Since the early 2000s, Omer Fast has been producing elegiac videos that plumb the uncertainties of history and remembrance, fiction and reality. In his latest show, he explores different avenues to connect with the past, beginning with the gallery itself, which has been transformed inside and out to resemble a Chinatown business of the kind that may have occupied the same Lower East Side address. The gesture that has sparked protest from members of the local community who deem it racist because its forlorn, abject appearance presumably caricaturizes Chinese-Americans. One can take that position or not, but arguing it overlooks the fact that any shuttered business, regrdless of the former proprietor's identity, looks abandoned and usually prompts a certain anxious realization for many passersby that something they had once taken for granted is no longer there.

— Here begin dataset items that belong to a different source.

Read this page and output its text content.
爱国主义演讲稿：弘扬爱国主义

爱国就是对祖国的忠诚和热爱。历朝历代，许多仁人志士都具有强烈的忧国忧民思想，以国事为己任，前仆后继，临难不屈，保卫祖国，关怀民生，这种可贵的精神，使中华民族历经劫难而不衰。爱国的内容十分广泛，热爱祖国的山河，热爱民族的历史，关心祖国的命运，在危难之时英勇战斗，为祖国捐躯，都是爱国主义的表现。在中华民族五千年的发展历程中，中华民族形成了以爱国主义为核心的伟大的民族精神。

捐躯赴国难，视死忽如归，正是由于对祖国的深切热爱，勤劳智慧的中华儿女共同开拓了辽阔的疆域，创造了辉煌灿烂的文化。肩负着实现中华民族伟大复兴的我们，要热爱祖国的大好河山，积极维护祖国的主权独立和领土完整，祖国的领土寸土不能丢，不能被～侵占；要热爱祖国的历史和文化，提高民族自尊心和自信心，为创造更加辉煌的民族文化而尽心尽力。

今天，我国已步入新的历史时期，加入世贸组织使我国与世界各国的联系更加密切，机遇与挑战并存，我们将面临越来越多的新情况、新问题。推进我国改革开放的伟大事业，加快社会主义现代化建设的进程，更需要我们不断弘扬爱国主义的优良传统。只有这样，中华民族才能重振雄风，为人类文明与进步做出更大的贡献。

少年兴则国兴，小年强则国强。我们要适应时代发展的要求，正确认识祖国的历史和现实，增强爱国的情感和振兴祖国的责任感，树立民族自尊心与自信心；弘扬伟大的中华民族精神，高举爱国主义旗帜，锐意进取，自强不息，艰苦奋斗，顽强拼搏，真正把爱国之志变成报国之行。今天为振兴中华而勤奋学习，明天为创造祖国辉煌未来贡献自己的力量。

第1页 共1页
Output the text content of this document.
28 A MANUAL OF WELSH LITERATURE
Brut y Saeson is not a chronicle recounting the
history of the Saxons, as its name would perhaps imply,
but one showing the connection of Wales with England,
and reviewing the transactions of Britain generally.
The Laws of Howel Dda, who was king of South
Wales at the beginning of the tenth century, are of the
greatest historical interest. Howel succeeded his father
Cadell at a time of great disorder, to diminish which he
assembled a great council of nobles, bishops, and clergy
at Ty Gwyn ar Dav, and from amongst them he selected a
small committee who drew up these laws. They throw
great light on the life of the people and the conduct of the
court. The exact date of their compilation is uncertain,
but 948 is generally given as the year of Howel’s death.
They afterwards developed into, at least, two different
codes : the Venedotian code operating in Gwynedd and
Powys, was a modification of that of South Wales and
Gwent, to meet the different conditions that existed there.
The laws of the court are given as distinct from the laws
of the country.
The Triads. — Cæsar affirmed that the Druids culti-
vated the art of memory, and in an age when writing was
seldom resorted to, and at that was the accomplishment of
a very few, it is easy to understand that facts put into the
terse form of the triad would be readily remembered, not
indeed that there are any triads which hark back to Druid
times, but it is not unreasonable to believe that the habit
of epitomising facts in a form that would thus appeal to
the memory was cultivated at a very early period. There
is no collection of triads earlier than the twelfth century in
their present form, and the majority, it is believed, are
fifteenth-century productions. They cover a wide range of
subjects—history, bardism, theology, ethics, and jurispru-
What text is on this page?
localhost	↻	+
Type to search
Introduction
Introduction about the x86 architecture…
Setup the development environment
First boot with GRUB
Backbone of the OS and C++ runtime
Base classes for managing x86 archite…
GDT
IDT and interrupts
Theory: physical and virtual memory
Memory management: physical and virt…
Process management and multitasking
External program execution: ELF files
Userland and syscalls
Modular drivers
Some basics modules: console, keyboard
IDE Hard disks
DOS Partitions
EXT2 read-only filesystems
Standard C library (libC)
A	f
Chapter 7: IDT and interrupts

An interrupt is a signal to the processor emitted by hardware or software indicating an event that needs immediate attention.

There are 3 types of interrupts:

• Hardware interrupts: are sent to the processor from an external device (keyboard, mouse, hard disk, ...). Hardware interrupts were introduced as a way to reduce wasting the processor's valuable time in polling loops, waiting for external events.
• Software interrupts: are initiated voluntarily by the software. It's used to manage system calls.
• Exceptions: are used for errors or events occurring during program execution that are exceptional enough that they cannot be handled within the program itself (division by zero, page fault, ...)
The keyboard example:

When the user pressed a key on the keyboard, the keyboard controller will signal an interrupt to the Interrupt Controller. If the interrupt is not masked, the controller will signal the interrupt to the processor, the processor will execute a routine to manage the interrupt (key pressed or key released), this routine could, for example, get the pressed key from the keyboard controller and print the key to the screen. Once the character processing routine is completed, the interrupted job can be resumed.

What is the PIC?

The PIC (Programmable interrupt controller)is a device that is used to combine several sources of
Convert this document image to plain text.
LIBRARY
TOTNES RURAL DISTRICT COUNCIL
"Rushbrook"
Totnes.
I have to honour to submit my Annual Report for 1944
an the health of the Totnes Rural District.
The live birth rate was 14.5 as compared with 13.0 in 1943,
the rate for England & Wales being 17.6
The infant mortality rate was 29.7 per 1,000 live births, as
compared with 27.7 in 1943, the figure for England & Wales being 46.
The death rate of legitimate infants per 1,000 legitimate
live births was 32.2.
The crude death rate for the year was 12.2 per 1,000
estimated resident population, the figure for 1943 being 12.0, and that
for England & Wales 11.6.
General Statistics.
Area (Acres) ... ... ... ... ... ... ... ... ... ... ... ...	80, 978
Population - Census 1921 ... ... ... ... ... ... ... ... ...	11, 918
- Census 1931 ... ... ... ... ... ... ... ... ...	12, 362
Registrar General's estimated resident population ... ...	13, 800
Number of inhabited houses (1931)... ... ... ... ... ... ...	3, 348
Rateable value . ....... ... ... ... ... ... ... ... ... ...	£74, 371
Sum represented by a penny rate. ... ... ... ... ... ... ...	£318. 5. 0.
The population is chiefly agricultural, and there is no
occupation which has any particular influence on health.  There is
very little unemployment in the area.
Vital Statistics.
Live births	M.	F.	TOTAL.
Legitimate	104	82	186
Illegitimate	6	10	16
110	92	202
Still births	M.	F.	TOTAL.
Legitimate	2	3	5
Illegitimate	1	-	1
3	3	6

These feelings of loss are precisely what Fast's work wrestles with.
Here, you enter under an awning covered in Chinese characters, to find two flat screens: One plays a documentary-style narrative about a funeral home in English with Chinese subtitles; the other features just the subtitles. As a mortician explains the cosmetic tricks used to make the deceased presentable for mourners, it becomes clear that Fast’s point is less about gentrification than it is about resurrection.
A darkened back gallery hosts a 3-D film about the seminal 20th-century German photographer August Sander. He’s portrayed later in life, alone and nearly blind in a house strung with belled ropes that he gropes to get around. Lying on the floor, he conjures his younger self capturing his subjects, including a Nazi officer who approvingly recites a critic’s description of Sander’s precise style as “tender empiricism.” The officer then goes on to semi-apologetically relay the news that Sander’s son, a political internee, has died in prison. The fact that identity politics has intruded upon Fast's work doesn't belie the fact that it is deeply moving and empathetic for people and places lost to the inexorable churn of events.